Debalde muitos homens de gênio revestidos da autoridade su­prema tentaram evitar a ruína que viam no futuro: debalde o clero espanhol, incomparavelmente o mais alumiado da Europa naquelas eras tenebrosas e cuja influência nos negócios públicos era maior que a de todas as outras classes juntas, procurou nas severas leis dos concílios, que eram ao mesmo tempo verdadeiros parlamentos políticos, reter a nação que se despenhava. A podridão tinha chegado ao âmago da árvore, e ela devia secar. O próprio clero se corrompeu por fim. O vício e a degeneração corriam soltamente, rota a última barreira.
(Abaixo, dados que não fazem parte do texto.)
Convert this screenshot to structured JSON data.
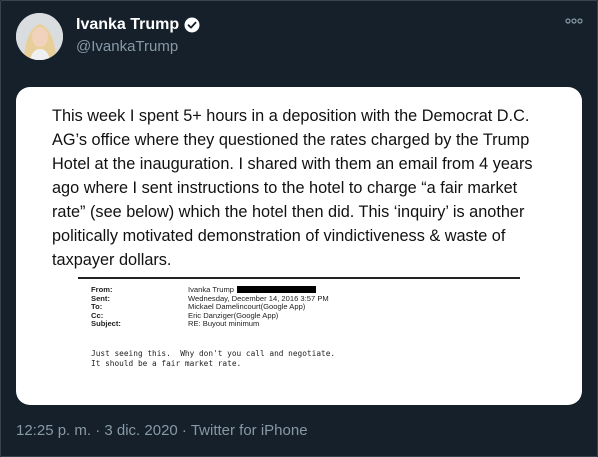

Foi então que o célebre Roderico se apossou da coroa. Os filhos do seu predecessor Vítiza, os mancebos Sisebuto e Ebas, disputaram­‑lha largo tempo; mas, segundo parece dos escassos monumentos históricos dessa escura época, cederam por fim, não à usurpação, porque o trono gótico não era legalmente hereditário, mas à fortuna e ousadia do ambicioso soldado, que os deixou viver em paz na própria corte e os revestiu de dignidades militares. Daí, se dermos crédito a antigos historiadores, lhe veio a última ruína na batalha do rio Críssus ou Guadalete, em que o império gótico foi aniquilado.

No meio, porém, da decadência dos godos, algumas almas conser­vavam ainda a têmpera robusta dos antigos homens da Germânia.